Benefit-risk assessment model for medicines – Developing a structured approach to decision making
13-14th June 2005, The Georgetown Inn, Washington DC, USA
As public accountability grows for decisions taken in both public and private sectors, so the need develops for organisations to provide an audit trail for important decisions. Decisions leading to drug approvals demand careful attention with respect to balancing the benefits and risks, which in turn requires a structured process that leaves an audit trail. The Workshop brought together 27 senior participants drawn from regulatory agencies in the USA and Europe, academia and the pharmaceutical industry. The purpose was to explore a structured model for benefit-risk assessment and consider its potential for providing support to decision-makers in both regulatory agencies and pharmaceutical companies.
This was the second Workshop on this topic, hosted by the CMR International Institute for Regulatory Science, the first having been held in March 2004, in the UK. The success of this meeting led recommendations for a further Workshop to be convened in the USA.
The Workshop was organised to encourage frank and open discussions about the way in which important, far-reaching decisions are taken within both companies and regulatory agencies and the potential shortcomings of such processes.
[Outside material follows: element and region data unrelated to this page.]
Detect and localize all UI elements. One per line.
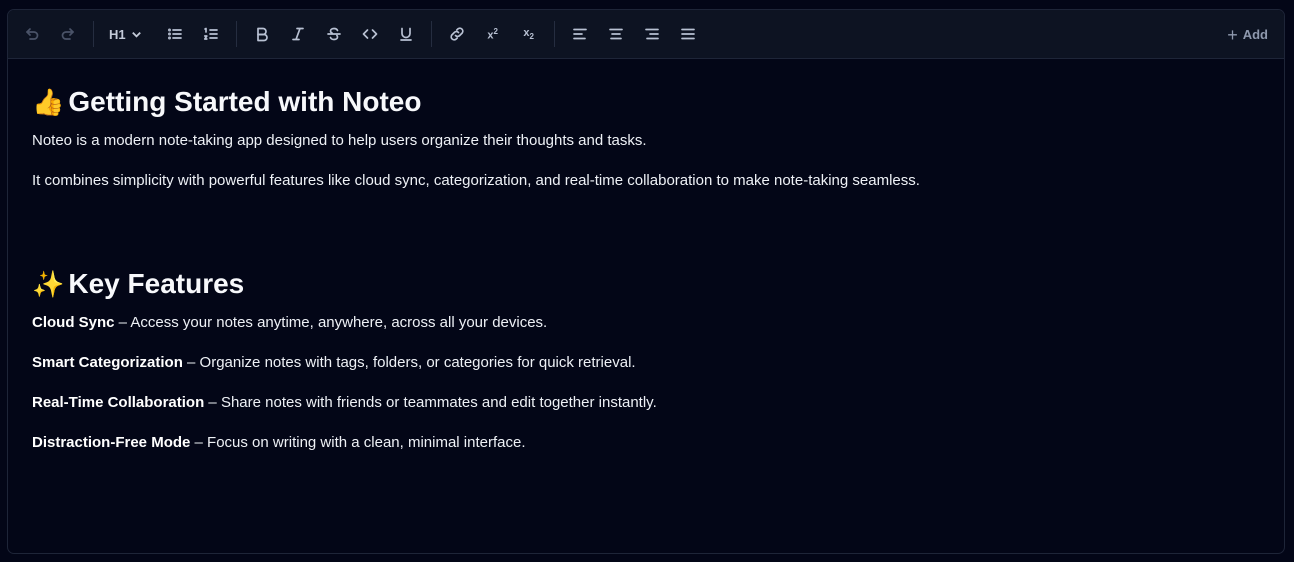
heading-level-value: H1 bbox=[109, 26, 126, 42]
underline-button[interactable] bbox=[390, 18, 422, 50]
toolbar-divider bbox=[93, 21, 94, 47]
align-center-icon bbox=[608, 28, 623, 40]
align-left-button[interactable] bbox=[564, 18, 596, 50]
toolbar-divider bbox=[553, 21, 555, 47]
rich-text-editor: H1 x2 x2 + Add 👍 Getting Started with No… bbox=[7, 9, 1285, 554]
feature-name: Real-Time Collaboration bbox=[32, 394, 205, 411]
heading-getting-started: 👍 Getting Started with Noteo bbox=[32, 85, 1260, 119]
bullet-list-button[interactable] bbox=[159, 18, 191, 50]
undo-button[interactable] bbox=[16, 18, 48, 50]
feature-item: Distraction-Free Mode – Focus on writing… bbox=[32, 433, 1260, 453]
redo-button[interactable] bbox=[52, 18, 84, 50]
bullet-list-icon bbox=[167, 28, 182, 40]
editor-content[interactable]: 👍 Getting Started with Noteo Noteo is a … bbox=[8, 59, 1284, 453]
heading-key-features: ✨ Key Features bbox=[32, 267, 1260, 301]
thumbs-up-icon: 👍 bbox=[32, 86, 65, 117]
ordered-list-icon bbox=[203, 27, 218, 40]
heading-text: Getting Started with Noteo bbox=[68, 86, 422, 117]
feature-item: Real-Time Collaboration – Share notes wi… bbox=[32, 393, 1260, 413]
code-button[interactable] bbox=[354, 18, 386, 50]
align-justify-icon bbox=[680, 28, 695, 40]
undo-icon bbox=[26, 28, 39, 40]
align-justify-button[interactable] bbox=[672, 18, 704, 50]
bold-icon bbox=[256, 27, 268, 42]
feature-name: Smart Categorization bbox=[32, 354, 183, 371]
superscript-button[interactable]: x2 bbox=[477, 18, 509, 50]
chevron-down-icon bbox=[131, 31, 141, 38]
subscript-button[interactable]: x2 bbox=[513, 18, 545, 50]
code-icon bbox=[362, 29, 377, 39]
align-right-button[interactable] bbox=[636, 18, 668, 50]
italic-icon bbox=[291, 27, 304, 41]
feature-name: Distraction-Free Mode bbox=[32, 434, 191, 451]
feature-item: Smart Categorization – Organize notes wi… bbox=[32, 353, 1260, 373]
feature-description: – Share notes with friends or teammates … bbox=[204, 394, 657, 411]
strikethrough-icon bbox=[326, 27, 341, 41]
plus-icon: + bbox=[1227, 24, 1238, 45]
align-right-icon bbox=[644, 28, 659, 40]
strikethrough-button[interactable] bbox=[318, 18, 350, 50]
feature-description: – Focus on writing with a clean, minimal… bbox=[190, 434, 526, 451]
feature-description: – Organize notes with tags, folders, or … bbox=[182, 354, 636, 371]
ordered-list-button[interactable] bbox=[195, 18, 227, 50]
sparkles-icon: ✨ bbox=[32, 268, 65, 299]
redo-icon bbox=[61, 28, 74, 40]
feature-item: Cloud Sync – Access your notes anytime, … bbox=[32, 313, 1260, 333]
align-center-button[interactable] bbox=[600, 18, 632, 50]
add-button-label: Add bbox=[1242, 27, 1268, 42]
paragraph: Noteo is a modern note-taking app design… bbox=[32, 132, 647, 149]
heading-level-dropdown[interactable]: H1 bbox=[103, 18, 149, 50]
superscript-icon: x2 bbox=[487, 26, 498, 42]
toolbar-divider bbox=[235, 21, 237, 47]
empty-space bbox=[32, 211, 1260, 267]
add-button[interactable]: + Add bbox=[1227, 10, 1268, 59]
paragraph: It combines simplicity with powerful fea… bbox=[32, 172, 920, 189]
bold-button[interactable] bbox=[246, 18, 278, 50]
underline-icon bbox=[399, 27, 412, 41]
editor-toolbar: H1 x2 x2 + Add bbox=[8, 10, 1284, 59]
toolbar-divider bbox=[430, 21, 432, 47]
subscript-icon: x2 bbox=[523, 26, 534, 42]
feature-name: Cloud Sync bbox=[32, 314, 115, 331]
link-button[interactable] bbox=[441, 18, 473, 50]
feature-description: – Access your notes anytime, anywhere, a… bbox=[114, 314, 548, 331]
italic-button[interactable] bbox=[282, 18, 314, 50]
align-left-icon bbox=[572, 28, 587, 40]
heading-text: Key Features bbox=[68, 268, 245, 299]
link-icon bbox=[450, 27, 464, 41]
The main component of the meeting, however, was an interactive demonstration of the application of the technical model ‘multi-criteria decision analysis’ (MCDA). The model was discussed using a hypothetical scenario based on safety and efficacy data relating to an atypical antipsychotic agent that was clinically tested against placebo and a comparator compound.
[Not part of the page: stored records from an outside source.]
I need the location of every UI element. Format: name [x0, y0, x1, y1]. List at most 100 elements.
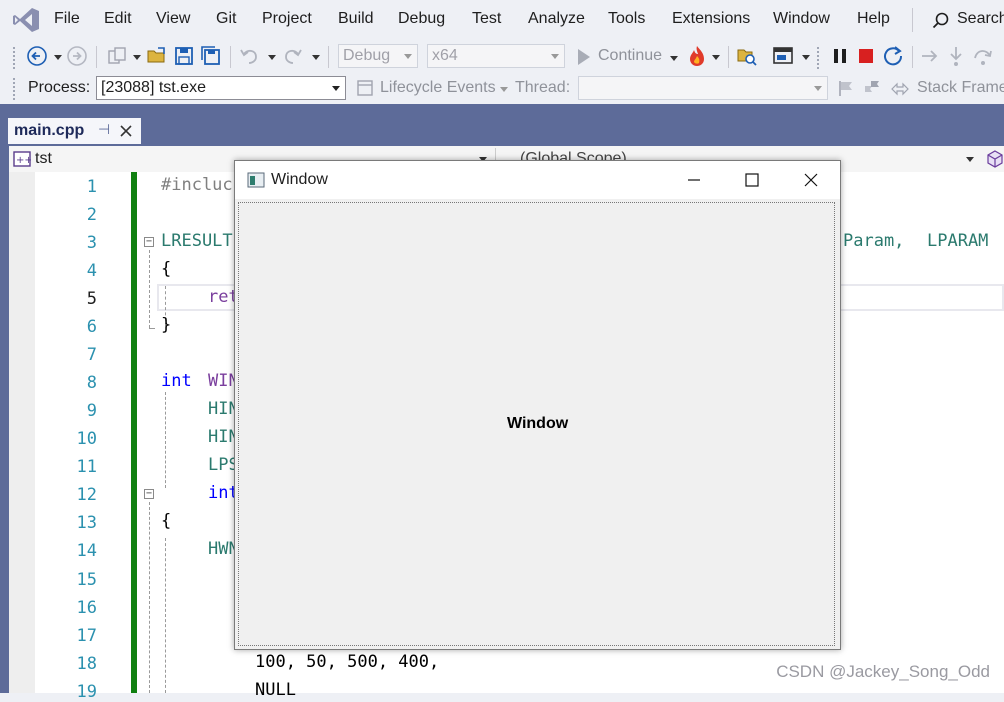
maximize-button[interactable] [723, 161, 781, 199]
chevron-down-icon [966, 157, 974, 162]
menu-edit[interactable]: Edit [104, 10, 132, 28]
toolbar-separator [728, 46, 729, 68]
line-number: 11 [76, 457, 97, 477]
save-icon[interactable] [173, 45, 195, 67]
visual-studio-logo-icon[interactable] [12, 7, 40, 33]
lifecycle-events-dropdown[interactable]: Lifecycle Events [380, 76, 510, 102]
solution-configuration-value: Debug [343, 47, 391, 64]
tab-main-cpp[interactable]: main.cpp ⊣ [8, 118, 141, 144]
stack-frame-label: Stack Frame [917, 79, 1004, 96]
solution-configuration-dropdown[interactable]: Debug [338, 44, 418, 68]
code-line-13: { [161, 511, 172, 531]
line-number: 3 [86, 233, 97, 253]
pin-icon[interactable]: ⊣ [98, 121, 110, 138]
toolbar-grip[interactable] [12, 46, 16, 70]
minimize-button[interactable] [665, 161, 723, 199]
search-box[interactable]: Search [916, 4, 1004, 36]
close-window-button[interactable] [782, 161, 840, 199]
layout-dropdown-arrow-icon[interactable] [802, 55, 810, 60]
break-all-icon[interactable] [830, 45, 850, 67]
navigate-forward-icon[interactable] [66, 45, 88, 67]
window-app-icon[interactable] [247, 172, 265, 188]
chevron-down-icon [551, 54, 559, 59]
code-line-4: { [161, 259, 172, 279]
fold-guide-end [149, 328, 155, 329]
close-tab-icon[interactable] [120, 125, 132, 137]
menu-debug[interactable]: Debug [398, 10, 445, 28]
find-in-files-icon[interactable] [736, 45, 758, 67]
continue-label: Continue [598, 47, 663, 64]
open-folder-icon[interactable] [146, 45, 168, 67]
line-number: 10 [76, 429, 97, 449]
solution-platform-dropdown[interactable]: x64 [427, 44, 565, 68]
line-number: 2 [86, 205, 97, 225]
window-titlebar[interactable]: Window [235, 161, 840, 199]
toolbar-separator [912, 46, 913, 68]
window-client-area[interactable]: Window [238, 202, 835, 646]
process-dropdown[interactable]: [23088] tst.exe [96, 76, 346, 100]
fold-guide [165, 392, 166, 488]
undo-icon[interactable] [238, 45, 260, 67]
menu-extensions[interactable]: Extensions [672, 10, 750, 28]
line-number-current: 5 [86, 289, 97, 309]
menu-build[interactable]: Build [338, 10, 374, 28]
menu-tools[interactable]: Tools [608, 10, 645, 28]
undo-dropdown-arrow-icon[interactable] [268, 55, 276, 60]
code-line-18: 100, 50, 500, 400, [255, 652, 440, 672]
lifecycle-events-icon [357, 80, 373, 96]
menu-file[interactable]: File [54, 10, 80, 28]
step-over-icon[interactable] [972, 45, 994, 67]
chevron-down-icon [332, 86, 340, 91]
hot-reload-dropdown-arrow-icon[interactable] [712, 55, 720, 60]
line-number: 7 [86, 345, 97, 365]
solution-platform-value: x64 [432, 47, 458, 64]
window-title: Window [271, 171, 328, 188]
thread-label: Thread: [515, 79, 571, 96]
menu-git[interactable]: Git [216, 10, 236, 28]
thread-dropdown[interactable] [578, 76, 828, 100]
show-next-statement-icon[interactable] [920, 45, 940, 67]
debug-location-toolbar: Process: [23088] tst.exe Lifecycle Event… [0, 74, 1004, 104]
step-into-icon[interactable] [946, 45, 966, 67]
line-number: 9 [86, 401, 97, 421]
navigate-back-icon[interactable] [26, 45, 48, 67]
menu-view[interactable]: View [156, 10, 190, 28]
redo-icon[interactable] [282, 45, 304, 67]
new-dropdown-arrow-icon[interactable] [133, 55, 141, 60]
restart-icon[interactable] [882, 45, 904, 67]
minimize-icon [688, 179, 700, 181]
window-layout-icon[interactable] [772, 45, 794, 67]
flag-thread-icon[interactable] [836, 78, 856, 98]
new-project-icon[interactable] [106, 45, 128, 67]
chevron-down-icon [814, 86, 822, 91]
redo-dropdown-arrow-icon[interactable] [312, 55, 320, 60]
chevron-down-icon [500, 87, 508, 92]
toolbar-separator [96, 46, 97, 68]
app-window[interactable]: Window Window [234, 160, 841, 650]
line-number: 16 [76, 598, 97, 618]
fold-guide [149, 502, 150, 693]
code-line-6: } [161, 315, 172, 335]
flag-threads-icon[interactable] [862, 78, 882, 98]
line-number: 18 [76, 654, 97, 674]
save-all-icon[interactable] [200, 45, 222, 67]
watermark: CSDN @Jackey_Song_Odd [776, 662, 990, 681]
toolbar-grip[interactable] [816, 46, 820, 70]
line-number: 12 [76, 485, 97, 505]
line-number: 19 [76, 682, 97, 702]
menu-analyze[interactable]: Analyze [528, 10, 585, 28]
menu-bar: File Edit View Git Project Build Debug T… [0, 0, 1004, 40]
stop-debugging-icon[interactable] [856, 45, 876, 67]
continue-button[interactable]: Continue [574, 44, 680, 70]
menu-window[interactable]: Window [773, 10, 830, 28]
code-line-8-keyword: int [161, 371, 192, 391]
hot-reload-icon[interactable] [686, 44, 708, 68]
menu-test[interactable]: Test [472, 10, 501, 28]
back-dropdown-arrow-icon[interactable] [54, 55, 62, 60]
member-cube-icon[interactable] [986, 150, 1004, 168]
menu-project[interactable]: Project [262, 10, 312, 28]
toolbar-grip[interactable] [12, 77, 16, 101]
collapse-icon[interactable]: − [144, 489, 154, 499]
collapse-icon[interactable]: − [144, 237, 154, 247]
menu-help[interactable]: Help [857, 10, 890, 28]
The MCDA methodology provides a way of looking at complex problems and breaking them down into more manageable pieces that can be studied using a mixture of data and judgement. The components are then ‘re-assembled’, using computer software, to present a coherent overall picture for the decision makers. The purpose of this tool is to serve as an aid to thinking and decision-making, but not to take the decisions.
At the conclusion of the meeting it was, as at the 2004 meeting, unanimously agreed that the methodology had great potential and it was recommended that it should be explored further as an adjunct to the decision-making process for both companies and regulatory agencies. An important part of this would be to undertake retrospective testing using actual case studies.
It was also recommended that a third Workshop should be convened at a later stage to discuss the results of such studies and explore further the practical application of the methodology and its place in preparing regulatory submissions as well as in the regulatory review process.